Kreis, V.; Toffano-Nioche, C.; Deneve-Larrazet, C.; Marvaud, J.-C.; Garneau, J. R.; Dumont, F.; van Dijk, E.; Jaszczyszyn, Y.; Boutserin, A.; D'Angelo, F.; Gautheret, D.; Kansau, I.; Janoir, C.; Soutourina, O.

Clostridioides difficile is the leading cause of healthcare associated diarrhoea in industrialized countries. Many questions remain to be answered about the mechanisms governing its interaction with the host during infection. Non-coding RNAs (ncRNAs) contribute to shaping virulence in many pathogens and modulate host responses, however, their role in C. difficile infection (CDI) has not been explored. To better understand the dynamics of ncRNAs expression contributing to C. difficile infectious cycle and host response, we used a dual RNA-seq approach in a conventional murine model. From the pathogen side, this transcriptomic analysis revealed the upregulation of virulence factors, metabolism and sporulation genes, as well as the identification of 61 ncRNAs differentially expressed during infection that correlated with the analysis of available raw RNA-seq datasets from two independent studies. From these data we identified 118 potential new transcripts in C. difficile including 106 new ncRNA genes.

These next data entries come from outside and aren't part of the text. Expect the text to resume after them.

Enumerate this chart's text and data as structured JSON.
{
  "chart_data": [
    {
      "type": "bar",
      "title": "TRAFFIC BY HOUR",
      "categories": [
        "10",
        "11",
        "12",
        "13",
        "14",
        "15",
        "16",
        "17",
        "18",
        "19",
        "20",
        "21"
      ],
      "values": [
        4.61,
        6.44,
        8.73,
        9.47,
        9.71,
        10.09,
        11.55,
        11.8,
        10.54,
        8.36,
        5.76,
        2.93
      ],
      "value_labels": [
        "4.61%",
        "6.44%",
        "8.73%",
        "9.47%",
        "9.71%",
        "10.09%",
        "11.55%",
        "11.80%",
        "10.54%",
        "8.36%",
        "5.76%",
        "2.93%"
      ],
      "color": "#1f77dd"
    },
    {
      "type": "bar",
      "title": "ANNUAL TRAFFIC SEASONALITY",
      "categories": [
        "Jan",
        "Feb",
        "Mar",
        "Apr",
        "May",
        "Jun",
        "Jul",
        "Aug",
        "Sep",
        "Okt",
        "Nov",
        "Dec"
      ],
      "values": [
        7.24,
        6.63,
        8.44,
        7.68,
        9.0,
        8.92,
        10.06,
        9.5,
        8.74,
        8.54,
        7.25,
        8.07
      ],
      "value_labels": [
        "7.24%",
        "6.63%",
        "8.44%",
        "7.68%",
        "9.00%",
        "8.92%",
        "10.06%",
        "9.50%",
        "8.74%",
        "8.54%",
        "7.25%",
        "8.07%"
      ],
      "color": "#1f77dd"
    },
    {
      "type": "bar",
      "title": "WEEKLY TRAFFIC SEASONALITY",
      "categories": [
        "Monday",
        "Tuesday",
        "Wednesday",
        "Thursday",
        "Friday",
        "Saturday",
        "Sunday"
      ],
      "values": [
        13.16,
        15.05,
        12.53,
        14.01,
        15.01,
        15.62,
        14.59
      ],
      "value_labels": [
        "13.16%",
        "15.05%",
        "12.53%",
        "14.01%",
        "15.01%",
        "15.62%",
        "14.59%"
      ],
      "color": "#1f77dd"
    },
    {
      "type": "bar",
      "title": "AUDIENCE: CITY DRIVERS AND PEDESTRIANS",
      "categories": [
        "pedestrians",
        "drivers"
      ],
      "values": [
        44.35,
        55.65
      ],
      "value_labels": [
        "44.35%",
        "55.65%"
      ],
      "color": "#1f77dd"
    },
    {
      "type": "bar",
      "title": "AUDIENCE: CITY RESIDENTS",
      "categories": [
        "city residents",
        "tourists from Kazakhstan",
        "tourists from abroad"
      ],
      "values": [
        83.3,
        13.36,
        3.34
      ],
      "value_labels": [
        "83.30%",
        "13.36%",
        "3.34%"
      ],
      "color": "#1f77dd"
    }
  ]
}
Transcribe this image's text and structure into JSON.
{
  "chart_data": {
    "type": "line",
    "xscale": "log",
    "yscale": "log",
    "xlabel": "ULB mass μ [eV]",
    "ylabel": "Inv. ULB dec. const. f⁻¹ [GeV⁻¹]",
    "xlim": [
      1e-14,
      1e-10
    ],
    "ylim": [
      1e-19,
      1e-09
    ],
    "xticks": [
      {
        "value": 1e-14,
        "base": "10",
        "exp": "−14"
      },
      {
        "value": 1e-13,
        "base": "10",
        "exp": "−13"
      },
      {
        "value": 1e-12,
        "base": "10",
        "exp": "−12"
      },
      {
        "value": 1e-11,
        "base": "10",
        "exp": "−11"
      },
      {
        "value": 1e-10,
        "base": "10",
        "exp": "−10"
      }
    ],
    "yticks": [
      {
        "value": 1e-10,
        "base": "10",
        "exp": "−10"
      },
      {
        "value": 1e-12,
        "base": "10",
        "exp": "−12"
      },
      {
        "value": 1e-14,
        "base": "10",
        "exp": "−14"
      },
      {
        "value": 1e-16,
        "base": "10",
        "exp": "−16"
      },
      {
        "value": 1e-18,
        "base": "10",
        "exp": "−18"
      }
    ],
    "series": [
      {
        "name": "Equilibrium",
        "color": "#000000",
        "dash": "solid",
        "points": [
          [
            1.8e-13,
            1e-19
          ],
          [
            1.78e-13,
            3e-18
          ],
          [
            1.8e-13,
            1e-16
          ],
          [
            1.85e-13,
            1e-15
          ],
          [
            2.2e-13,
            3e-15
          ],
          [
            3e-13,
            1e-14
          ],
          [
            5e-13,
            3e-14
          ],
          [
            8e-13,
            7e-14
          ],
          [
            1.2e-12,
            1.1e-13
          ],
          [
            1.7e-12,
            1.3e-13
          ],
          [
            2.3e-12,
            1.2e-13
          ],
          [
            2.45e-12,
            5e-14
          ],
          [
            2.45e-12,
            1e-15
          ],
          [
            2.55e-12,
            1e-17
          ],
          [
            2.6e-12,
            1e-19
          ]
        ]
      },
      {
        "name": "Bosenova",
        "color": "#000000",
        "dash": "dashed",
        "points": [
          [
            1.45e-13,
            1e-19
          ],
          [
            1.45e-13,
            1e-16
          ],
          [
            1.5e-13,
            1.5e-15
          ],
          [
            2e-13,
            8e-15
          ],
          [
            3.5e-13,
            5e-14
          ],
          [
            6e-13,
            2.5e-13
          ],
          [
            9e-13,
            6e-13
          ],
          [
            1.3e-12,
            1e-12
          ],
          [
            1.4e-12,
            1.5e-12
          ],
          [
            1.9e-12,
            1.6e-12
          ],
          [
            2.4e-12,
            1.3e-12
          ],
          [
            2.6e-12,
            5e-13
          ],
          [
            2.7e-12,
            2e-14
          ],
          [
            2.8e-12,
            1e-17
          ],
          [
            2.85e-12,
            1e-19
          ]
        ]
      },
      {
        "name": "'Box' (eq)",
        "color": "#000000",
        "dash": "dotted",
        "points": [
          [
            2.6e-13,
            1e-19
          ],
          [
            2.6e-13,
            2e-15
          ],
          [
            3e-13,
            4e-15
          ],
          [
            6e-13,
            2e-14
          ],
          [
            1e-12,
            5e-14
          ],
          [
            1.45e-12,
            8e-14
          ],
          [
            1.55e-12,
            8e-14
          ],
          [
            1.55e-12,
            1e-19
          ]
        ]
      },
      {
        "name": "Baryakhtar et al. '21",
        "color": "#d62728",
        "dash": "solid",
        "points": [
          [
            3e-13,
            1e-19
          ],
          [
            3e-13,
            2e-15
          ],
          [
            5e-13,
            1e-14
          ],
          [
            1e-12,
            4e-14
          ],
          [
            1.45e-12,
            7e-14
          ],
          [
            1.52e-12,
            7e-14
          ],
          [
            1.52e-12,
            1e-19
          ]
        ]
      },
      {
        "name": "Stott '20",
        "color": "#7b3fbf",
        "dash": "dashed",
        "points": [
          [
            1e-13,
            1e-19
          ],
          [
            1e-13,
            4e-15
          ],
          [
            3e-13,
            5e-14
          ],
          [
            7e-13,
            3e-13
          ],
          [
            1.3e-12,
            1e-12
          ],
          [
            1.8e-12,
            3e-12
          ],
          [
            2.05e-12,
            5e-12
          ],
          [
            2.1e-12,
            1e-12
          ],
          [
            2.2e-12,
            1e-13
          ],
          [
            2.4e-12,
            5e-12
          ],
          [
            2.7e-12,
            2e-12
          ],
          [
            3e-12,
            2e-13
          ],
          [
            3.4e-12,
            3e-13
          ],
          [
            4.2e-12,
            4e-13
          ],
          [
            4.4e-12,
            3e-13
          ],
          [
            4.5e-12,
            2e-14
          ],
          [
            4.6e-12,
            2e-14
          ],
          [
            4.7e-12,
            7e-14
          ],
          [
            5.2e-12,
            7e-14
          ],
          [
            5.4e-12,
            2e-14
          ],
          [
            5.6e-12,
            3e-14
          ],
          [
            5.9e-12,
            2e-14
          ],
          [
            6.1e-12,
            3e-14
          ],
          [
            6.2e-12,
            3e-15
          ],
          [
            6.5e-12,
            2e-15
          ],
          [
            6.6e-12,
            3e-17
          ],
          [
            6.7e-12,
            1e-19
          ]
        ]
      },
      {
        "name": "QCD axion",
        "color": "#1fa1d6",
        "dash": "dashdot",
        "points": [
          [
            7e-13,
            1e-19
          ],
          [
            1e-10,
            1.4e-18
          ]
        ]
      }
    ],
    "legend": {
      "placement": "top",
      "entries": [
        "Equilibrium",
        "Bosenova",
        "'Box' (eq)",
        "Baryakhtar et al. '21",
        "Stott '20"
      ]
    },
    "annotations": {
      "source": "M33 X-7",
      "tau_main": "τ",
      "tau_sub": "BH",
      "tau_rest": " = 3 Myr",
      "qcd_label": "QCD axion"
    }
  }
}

From the host side, we observed the induction of several pro-inflammatory pathways and, among the 185 differentially expressed ncRNAs, the overexpression of microRNAs (miRNAs) previously associated to inflammatory responses or unknown long ncRNAs and miRNAs. A particular host gene expression profile could be associated to the symptomatic infection. In accordance, the metatranscriptomic analysis revealed specific microbiota changes accompanying CDI and specific species associated with symptomatic infection in mice. This first adaptation of in vivo dual RNA-seq to C. difficile contributes to unravelling the regulatory networks involved in C. difficile infectious cycle and host response and provides valuable resources for further studies of RNA-based mechanisms during CDI.